Do ponto de vista da operação metodológica, propusemos uma abordagem quali-quantitativa. Em primeiro lugar, reconstruímos qualitativamente sinopses do conflito faccional em cada uma das cidades estudadas, a partir da experiência prévia de interlocução que os autores tinham em suas cidades. Nos respectivos contextos empíricos haviam sido realizadas entrevistas em profundidade e o acompanhamento de rotinas, com posterior escrita de diários de campo, além da busca de documentação formal e informal. Sujeitos inscritos diretamente no conflito faccional, moradores das periferias urbanas, foram nossos principais interlocutores. Alguns policiais, entrevistados para as pesquisas anteriores, também auxiliaram a compreensão do fenômeno. Trata-se de sujeitos com os quais obtivemos contatos via intermediários, a fim de obter a confiança necessária para as trocas de campo. Os contextos parecem mais bem construídos quando levamos a sério o que nossos interlocutores dizem sobre o que viveram, o que não significa “comprar o seu discurso”, mas tomá-lo como perspectiva epistemologicamente válida. Um caminho qualitativo óbvio - quem viveu o conflito pode narrá-lo, e essa narrativa será perspectivada na análise - é algo que ainda necessita ser desenvolvido na literatura.
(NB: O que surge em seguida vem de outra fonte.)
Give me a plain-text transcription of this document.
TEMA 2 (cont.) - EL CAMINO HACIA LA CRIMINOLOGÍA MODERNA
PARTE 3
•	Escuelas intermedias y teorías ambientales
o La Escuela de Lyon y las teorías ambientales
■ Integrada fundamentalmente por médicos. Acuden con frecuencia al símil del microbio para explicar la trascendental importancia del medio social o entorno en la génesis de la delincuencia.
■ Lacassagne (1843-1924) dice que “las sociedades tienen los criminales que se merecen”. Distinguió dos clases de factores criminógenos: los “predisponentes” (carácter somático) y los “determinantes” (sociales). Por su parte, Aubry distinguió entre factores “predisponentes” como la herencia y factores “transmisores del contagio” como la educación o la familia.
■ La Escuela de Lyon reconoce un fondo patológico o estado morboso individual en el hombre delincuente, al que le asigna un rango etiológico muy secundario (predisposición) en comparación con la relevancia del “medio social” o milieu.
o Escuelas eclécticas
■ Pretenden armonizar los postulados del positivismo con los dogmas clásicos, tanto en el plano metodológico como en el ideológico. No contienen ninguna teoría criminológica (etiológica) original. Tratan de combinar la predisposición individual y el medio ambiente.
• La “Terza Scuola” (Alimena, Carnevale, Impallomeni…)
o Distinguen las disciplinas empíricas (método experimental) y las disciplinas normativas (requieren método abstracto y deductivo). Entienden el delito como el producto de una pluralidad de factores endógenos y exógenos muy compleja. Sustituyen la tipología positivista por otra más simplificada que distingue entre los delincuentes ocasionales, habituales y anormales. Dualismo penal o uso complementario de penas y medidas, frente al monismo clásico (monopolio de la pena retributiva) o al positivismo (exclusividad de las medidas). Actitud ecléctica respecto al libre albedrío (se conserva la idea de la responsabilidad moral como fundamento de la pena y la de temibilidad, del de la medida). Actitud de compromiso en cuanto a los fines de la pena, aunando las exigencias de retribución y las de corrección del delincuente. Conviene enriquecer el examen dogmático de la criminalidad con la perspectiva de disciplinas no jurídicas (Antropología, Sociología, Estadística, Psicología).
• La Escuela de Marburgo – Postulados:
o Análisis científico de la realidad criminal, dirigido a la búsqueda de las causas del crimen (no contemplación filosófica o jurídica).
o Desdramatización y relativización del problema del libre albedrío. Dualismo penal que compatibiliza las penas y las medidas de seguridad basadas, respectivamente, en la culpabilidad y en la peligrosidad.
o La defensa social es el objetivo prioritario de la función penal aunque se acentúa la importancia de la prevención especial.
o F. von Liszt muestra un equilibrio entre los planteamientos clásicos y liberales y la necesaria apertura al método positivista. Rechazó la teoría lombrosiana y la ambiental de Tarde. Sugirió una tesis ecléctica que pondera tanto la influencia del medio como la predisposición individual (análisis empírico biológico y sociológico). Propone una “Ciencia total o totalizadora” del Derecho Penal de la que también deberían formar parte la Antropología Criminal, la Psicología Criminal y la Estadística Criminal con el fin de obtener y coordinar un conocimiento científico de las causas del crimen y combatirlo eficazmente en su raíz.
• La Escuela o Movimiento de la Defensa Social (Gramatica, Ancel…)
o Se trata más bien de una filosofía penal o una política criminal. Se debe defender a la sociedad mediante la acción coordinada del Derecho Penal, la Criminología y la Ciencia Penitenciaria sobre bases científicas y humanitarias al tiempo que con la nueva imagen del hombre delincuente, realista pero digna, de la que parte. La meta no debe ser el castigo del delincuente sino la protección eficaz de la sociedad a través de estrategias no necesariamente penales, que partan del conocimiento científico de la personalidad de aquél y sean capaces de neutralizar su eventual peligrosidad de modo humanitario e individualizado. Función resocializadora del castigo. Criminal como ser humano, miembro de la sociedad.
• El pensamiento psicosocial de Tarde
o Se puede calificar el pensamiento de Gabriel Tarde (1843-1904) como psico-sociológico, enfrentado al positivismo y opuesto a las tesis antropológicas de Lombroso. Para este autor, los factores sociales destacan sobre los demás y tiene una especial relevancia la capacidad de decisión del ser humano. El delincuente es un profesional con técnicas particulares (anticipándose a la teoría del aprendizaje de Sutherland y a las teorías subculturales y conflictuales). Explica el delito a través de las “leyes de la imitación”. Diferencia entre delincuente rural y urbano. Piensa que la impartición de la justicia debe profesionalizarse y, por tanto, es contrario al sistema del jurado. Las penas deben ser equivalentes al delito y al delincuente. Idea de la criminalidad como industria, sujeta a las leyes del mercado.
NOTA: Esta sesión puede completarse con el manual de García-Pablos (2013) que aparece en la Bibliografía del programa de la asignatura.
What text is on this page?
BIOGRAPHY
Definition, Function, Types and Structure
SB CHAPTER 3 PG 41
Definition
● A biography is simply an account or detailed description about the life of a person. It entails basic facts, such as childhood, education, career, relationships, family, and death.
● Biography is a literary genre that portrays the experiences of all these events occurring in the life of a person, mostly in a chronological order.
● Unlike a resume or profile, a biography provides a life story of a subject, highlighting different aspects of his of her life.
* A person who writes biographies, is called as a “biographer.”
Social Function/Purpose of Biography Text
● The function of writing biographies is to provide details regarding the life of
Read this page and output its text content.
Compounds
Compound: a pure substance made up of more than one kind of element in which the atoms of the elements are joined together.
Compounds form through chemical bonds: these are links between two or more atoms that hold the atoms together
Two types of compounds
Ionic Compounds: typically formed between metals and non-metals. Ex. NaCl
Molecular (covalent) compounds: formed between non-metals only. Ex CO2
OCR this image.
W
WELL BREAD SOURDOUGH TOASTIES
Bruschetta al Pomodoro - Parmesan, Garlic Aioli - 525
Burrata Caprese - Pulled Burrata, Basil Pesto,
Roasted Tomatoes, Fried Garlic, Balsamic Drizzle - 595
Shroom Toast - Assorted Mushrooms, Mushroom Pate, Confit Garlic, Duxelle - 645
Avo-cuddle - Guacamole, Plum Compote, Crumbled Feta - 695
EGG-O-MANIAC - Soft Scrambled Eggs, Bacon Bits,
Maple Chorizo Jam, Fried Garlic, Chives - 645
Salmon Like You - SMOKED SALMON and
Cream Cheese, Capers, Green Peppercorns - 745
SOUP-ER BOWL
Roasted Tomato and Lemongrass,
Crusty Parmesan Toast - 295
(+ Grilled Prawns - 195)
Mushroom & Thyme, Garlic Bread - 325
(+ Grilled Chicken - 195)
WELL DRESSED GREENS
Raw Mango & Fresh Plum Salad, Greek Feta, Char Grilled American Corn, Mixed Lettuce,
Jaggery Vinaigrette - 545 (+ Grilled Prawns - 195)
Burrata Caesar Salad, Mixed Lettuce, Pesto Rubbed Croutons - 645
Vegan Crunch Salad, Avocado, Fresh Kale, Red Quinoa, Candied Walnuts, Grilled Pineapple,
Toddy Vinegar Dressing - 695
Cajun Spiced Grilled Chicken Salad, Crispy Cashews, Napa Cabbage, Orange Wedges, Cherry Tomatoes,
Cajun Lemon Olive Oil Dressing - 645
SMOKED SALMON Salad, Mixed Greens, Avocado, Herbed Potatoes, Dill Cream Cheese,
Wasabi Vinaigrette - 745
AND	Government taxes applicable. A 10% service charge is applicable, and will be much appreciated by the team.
A reconstrução das sinopses qualitativas dos quatro municípios analisados se fez da seguinte maneira: 1) retomada do material de campo; 2) retomada da interlocução com sujeitos de pesquisa no caso de dúvidas; 3) reconstrução da linha do tempo do conflito faccional local; e 4) busca dos mecanismos pelos quais, nessa linha do tempo, conflitos se intensificaram ou se pacificaram localmente. Em cada um dos casos tornou-se evidente que nossos personagens estavam entrelaçados, antes de tudo, com conflitos letais contextualmente ligados a mercados ilegais em periferias urbanas. Em outras palavras, estávamos entre as principais vítimas de homicídio no Brasil: operadores baixos dos mercados criminalizados.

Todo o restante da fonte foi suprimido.